Mattis had urged her to wait for him to study the issue, and he told Congress he was taking six months to make a decision. Instead, Trump blasted out over Twitter he was instituting a full ban on transgender service members, catching the Pentagon off guard and unaware of what the President meant.
Politics inside the administration
While Republicans say Mattis has improved on the Hill, they’re still concerned he will lose out to Mulvaney again when next year’s budget is released.
Mattis has vowed that next year’s budget will fund a rebuilding of the military after he’s had time to conduct a full strategy assessment, but there are already warnings that the Office of Management and Budget (OMB) is looking at lower numbers than congressional defense hawks will deem sufficient.

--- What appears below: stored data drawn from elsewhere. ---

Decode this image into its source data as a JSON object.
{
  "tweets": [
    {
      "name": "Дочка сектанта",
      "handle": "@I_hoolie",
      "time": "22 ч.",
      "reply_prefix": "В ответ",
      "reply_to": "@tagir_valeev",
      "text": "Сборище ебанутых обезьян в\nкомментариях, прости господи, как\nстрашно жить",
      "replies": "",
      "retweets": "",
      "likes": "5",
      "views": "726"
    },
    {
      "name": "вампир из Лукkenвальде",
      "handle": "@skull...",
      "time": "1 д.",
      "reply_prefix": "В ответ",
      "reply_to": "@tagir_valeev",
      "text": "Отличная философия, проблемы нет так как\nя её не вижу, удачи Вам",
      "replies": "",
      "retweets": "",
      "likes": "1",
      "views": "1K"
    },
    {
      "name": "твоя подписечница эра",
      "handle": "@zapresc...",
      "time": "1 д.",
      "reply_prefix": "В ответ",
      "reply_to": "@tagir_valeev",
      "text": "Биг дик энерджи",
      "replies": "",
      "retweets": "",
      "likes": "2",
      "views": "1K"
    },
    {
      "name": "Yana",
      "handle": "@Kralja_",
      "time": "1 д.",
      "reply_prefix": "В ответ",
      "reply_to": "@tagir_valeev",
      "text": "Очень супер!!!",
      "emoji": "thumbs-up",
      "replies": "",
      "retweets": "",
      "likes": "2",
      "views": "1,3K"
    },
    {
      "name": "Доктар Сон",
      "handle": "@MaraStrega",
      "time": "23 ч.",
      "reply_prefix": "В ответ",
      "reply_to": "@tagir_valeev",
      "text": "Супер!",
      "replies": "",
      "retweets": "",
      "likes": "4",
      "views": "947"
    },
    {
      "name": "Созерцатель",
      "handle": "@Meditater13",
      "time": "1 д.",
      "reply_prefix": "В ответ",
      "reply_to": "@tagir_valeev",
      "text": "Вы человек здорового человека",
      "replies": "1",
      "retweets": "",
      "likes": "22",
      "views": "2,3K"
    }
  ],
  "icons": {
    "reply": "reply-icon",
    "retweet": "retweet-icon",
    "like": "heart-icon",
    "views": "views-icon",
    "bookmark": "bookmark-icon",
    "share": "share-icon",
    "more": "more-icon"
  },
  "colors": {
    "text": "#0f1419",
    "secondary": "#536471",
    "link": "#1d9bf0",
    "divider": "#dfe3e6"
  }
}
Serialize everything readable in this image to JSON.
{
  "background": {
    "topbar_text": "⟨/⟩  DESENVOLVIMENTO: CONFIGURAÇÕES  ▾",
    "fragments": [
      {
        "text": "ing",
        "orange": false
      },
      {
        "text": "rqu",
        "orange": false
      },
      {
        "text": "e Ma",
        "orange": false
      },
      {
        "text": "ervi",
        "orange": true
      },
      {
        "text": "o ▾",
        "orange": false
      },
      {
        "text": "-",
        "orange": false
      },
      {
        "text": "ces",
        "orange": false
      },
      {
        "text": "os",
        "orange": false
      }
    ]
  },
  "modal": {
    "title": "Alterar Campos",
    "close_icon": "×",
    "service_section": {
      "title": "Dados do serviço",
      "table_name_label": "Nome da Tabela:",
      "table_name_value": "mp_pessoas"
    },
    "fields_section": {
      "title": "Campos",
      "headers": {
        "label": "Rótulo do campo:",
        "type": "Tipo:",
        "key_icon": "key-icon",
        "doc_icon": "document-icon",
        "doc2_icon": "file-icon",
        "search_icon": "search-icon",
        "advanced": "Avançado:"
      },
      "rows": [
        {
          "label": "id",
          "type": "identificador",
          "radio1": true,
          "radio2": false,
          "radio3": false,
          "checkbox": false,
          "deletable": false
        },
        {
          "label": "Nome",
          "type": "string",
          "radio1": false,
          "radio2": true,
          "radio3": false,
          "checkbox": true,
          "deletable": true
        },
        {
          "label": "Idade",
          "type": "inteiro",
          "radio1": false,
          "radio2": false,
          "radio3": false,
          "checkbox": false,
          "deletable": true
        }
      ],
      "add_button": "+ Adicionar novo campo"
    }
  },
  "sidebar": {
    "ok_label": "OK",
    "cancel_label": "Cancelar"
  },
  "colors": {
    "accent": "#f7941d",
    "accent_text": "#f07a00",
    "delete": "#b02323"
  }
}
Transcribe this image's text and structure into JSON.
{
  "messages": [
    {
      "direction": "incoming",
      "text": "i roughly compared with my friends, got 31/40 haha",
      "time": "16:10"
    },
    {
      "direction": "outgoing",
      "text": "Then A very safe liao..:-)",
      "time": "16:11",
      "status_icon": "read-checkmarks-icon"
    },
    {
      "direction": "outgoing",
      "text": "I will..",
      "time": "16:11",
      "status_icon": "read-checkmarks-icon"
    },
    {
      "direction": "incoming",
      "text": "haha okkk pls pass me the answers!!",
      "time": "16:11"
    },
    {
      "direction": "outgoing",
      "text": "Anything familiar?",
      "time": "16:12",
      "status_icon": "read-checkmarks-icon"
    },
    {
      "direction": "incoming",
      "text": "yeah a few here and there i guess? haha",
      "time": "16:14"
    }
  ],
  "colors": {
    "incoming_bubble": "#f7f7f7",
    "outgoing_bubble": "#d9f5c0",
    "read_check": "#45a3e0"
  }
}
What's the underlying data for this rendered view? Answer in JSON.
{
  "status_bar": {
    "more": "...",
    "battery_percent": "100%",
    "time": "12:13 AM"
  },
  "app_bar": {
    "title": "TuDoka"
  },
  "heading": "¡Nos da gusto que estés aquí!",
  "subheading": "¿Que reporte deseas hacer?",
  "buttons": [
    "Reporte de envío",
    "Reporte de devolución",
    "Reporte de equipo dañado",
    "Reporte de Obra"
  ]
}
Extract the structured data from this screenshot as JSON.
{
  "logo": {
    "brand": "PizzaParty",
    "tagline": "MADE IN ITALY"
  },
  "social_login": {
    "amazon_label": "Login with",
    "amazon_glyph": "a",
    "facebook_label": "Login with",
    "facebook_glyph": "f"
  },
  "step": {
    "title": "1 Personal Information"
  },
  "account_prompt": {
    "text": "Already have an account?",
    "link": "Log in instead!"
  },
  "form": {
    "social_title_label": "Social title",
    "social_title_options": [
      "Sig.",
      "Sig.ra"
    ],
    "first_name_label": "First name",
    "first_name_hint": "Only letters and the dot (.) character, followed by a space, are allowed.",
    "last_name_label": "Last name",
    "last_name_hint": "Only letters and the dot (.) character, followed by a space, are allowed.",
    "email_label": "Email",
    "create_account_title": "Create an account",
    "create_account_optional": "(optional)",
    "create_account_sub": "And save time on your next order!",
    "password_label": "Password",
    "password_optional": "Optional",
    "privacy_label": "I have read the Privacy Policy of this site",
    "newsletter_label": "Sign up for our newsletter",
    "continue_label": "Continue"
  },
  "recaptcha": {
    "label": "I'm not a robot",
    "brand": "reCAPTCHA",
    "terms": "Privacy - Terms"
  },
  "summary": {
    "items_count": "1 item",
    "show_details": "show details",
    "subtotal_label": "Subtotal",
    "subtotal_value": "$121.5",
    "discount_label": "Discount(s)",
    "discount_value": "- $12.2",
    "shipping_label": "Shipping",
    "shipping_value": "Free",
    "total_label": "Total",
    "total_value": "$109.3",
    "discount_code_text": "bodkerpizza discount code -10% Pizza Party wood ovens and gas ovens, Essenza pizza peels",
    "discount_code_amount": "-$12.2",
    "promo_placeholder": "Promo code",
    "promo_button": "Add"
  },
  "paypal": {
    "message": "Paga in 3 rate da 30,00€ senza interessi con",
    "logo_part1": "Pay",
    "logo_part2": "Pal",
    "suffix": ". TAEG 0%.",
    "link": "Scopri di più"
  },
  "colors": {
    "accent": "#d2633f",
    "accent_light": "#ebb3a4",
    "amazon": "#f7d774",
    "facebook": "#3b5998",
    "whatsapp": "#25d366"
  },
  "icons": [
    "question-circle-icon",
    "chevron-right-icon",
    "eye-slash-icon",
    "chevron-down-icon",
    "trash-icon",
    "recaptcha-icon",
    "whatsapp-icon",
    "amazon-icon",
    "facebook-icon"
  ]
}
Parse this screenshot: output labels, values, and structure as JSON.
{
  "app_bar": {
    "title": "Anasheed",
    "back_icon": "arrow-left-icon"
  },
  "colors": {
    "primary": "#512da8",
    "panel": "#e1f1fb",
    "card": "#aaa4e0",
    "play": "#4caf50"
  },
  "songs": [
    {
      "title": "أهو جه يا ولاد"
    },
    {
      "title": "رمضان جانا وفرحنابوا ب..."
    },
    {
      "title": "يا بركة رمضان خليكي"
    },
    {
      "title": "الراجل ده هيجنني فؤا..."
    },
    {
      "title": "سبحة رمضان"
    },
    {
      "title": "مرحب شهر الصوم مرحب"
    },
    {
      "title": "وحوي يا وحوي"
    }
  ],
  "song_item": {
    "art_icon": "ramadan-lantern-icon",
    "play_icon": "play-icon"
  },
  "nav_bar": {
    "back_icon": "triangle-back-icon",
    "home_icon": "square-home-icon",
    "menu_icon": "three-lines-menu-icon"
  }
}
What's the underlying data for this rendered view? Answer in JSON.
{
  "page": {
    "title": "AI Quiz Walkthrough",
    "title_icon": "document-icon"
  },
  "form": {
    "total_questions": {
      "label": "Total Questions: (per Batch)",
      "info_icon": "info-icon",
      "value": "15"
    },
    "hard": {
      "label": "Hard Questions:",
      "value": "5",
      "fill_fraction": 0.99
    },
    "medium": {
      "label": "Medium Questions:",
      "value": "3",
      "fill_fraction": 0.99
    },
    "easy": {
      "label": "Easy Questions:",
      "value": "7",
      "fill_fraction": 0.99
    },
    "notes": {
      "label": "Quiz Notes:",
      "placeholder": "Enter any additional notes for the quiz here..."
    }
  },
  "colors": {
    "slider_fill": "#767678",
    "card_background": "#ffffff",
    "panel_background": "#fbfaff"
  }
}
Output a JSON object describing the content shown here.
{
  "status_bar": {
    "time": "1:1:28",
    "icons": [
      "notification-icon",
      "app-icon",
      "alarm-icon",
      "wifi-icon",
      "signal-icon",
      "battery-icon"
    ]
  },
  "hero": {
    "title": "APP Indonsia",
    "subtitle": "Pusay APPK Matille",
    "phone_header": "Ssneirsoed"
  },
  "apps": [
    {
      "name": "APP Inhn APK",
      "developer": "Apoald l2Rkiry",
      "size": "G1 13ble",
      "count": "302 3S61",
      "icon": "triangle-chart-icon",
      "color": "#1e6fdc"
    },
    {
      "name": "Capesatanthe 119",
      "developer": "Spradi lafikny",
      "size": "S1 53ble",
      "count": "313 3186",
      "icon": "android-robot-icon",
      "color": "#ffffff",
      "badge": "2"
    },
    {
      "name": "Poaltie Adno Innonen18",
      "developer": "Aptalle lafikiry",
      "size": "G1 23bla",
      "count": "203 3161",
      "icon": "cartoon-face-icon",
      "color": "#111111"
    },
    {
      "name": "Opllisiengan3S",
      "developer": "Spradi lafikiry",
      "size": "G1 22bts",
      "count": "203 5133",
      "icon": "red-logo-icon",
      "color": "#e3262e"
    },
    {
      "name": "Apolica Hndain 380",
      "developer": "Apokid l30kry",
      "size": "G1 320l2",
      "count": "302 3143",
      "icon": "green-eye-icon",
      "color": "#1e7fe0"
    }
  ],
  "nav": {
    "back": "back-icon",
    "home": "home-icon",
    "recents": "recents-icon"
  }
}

“The Trump administration really hasn’t given him the deference that he needs to move OMB,” said another Republican House member. “The fact that he is actively participating in voicing support or opposition for provisions in the NDAA shows increased activism. Now he just has to do it in his own administration.”
Lawmakers and aides say Mattis has preferred to stay out of the political fights inside the administration, an instinct they say stems from the military’s apolitical ideal. But if he wants results, Republicans argue, he’ll have to be willing to step in the ring to slug it out.
“If he wants a 5% budget increase annually, if he wants to escape (continuing resolutions) CRs and omnibuses, then he cannot do it by strictly being apolitical,” said a Republican congressional aide. “If he decides that’s what he wants, he can get it. So far, he’s chosen not to go out and get it, which I think confounds people.”